English teacher and football administrator

William Leslie Poole (England, 7 November 1866 - Montevideo, 22 August 1931) was a Kent-born English immigrant to Uruguay who was important to the development of association football in Uruguay and became known as the "Father of Uruguayan Football."

== Early life ==
Poole was married to Ethel Maude Poole, who was born in England and died on 21 December 1916 in Montevideo, Uruguay. Poole was a Cavendish College, Cambridge graduate who immigrated to Uruguay in 1885 to work as an English teacher at the English High School of Montevideo, where he was active until 1920.

== Uruguayan football ==
By the time of his arrival, there were already some clubs practicing football informally in Uruguay such as the Montevideo Cricket Club, founded in 1861 (the first rugby club outside the United Kingdom), and the Montevideo Rowing Club, founded in 1874.

In his spare time, Poole devoted his energy to disseminating and organising the sport in Uruguay.

Henry Candid Lichtenberger, an 18-year-old man who was Poole's disciple, founded the first Uruguayan football team on 2 June 1886, the Club Albion. In its original statute, the Albion did not accept foreign players. The Football Association was characterised by having, as the major part of its associates, Uruguayan-born children of The English.

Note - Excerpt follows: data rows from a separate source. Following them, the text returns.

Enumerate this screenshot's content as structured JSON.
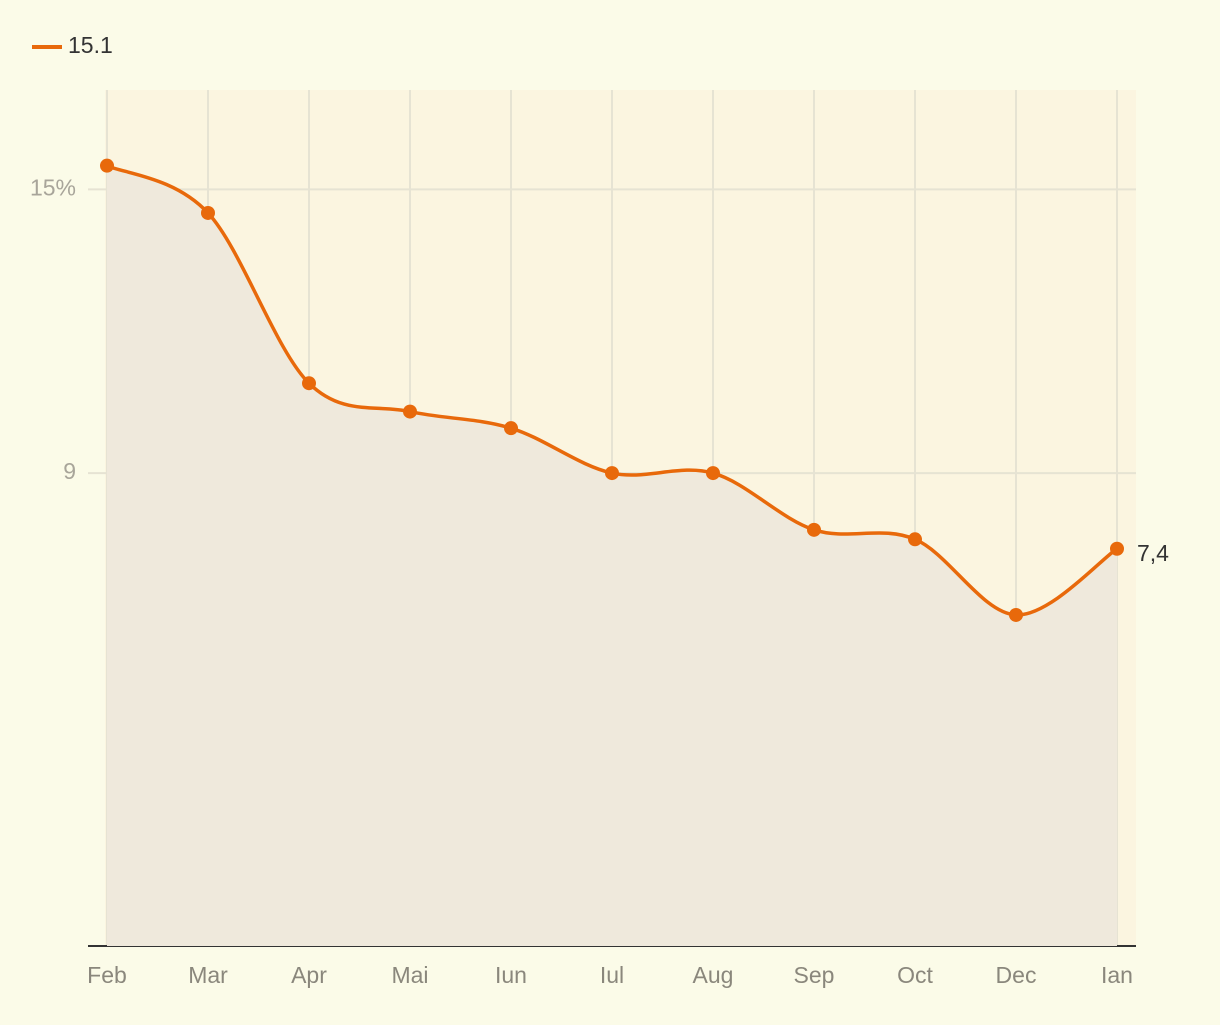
{
  "chart_data": {
    "type": "line",
    "categories": [
      "Feb",
      "Mar",
      "Apr",
      "Mai",
      "Iun",
      "Iul",
      "Aug",
      "Sep",
      "Oct",
      "Dec",
      "Ian"
    ],
    "series": [
      {
        "name": "15.1",
        "color": "#e8690b",
        "values": [
          15.5,
          14.5,
          10.9,
          10.3,
          9.95,
          9.0,
          9.0,
          7.8,
          7.6,
          6.0,
          7.4
        ],
        "value_labels": [
          null,
          null,
          null,
          null,
          null,
          null,
          null,
          null,
          null,
          null,
          "7,4"
        ]
      }
    ],
    "ylim": [
      -1,
      17.1
    ],
    "yticks": [
      {
        "value": 15,
        "label": "15%"
      },
      9
    ],
    "grid": true,
    "legend": "top-left"
  }
}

Poole's legacy was to organise and professionalise the sport in Uruguay. Unlike Lichtenberger, Poole required the participation of both nationals and foreigners with no distinction of race, language, religion, political opinion or economic position. This mindset was incorporated into Uruguay's mentality.

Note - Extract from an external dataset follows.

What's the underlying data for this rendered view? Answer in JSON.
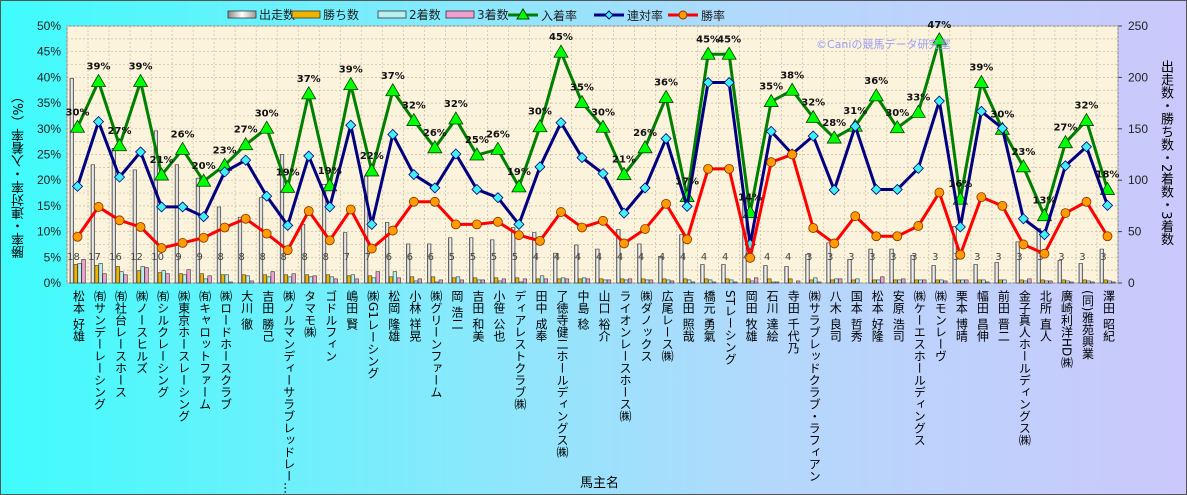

Poole also acted not only as a player – being a frontline for the Uruguay National Team – but also as a referee and as the President of the Uruguayan Association Football League, founded on 30 March 1900, a precursor of today’s Uruguayan Football Association (Asociación Uruguaya de Fútbol – AUF).

Poole also practiced rowing, cricket and rugby union, but his real passion was association football. In his free time, he used to take his students to practice in the Montevideo neighborhood of Punta Carretas, close to the current location of a shopping center.

The Montevideo city hall paid honour to Poole by dedicating a place called "Espacio Libre William Leslie Poole" between Constituyente and Vásquez avenues in the Uruguayan capital.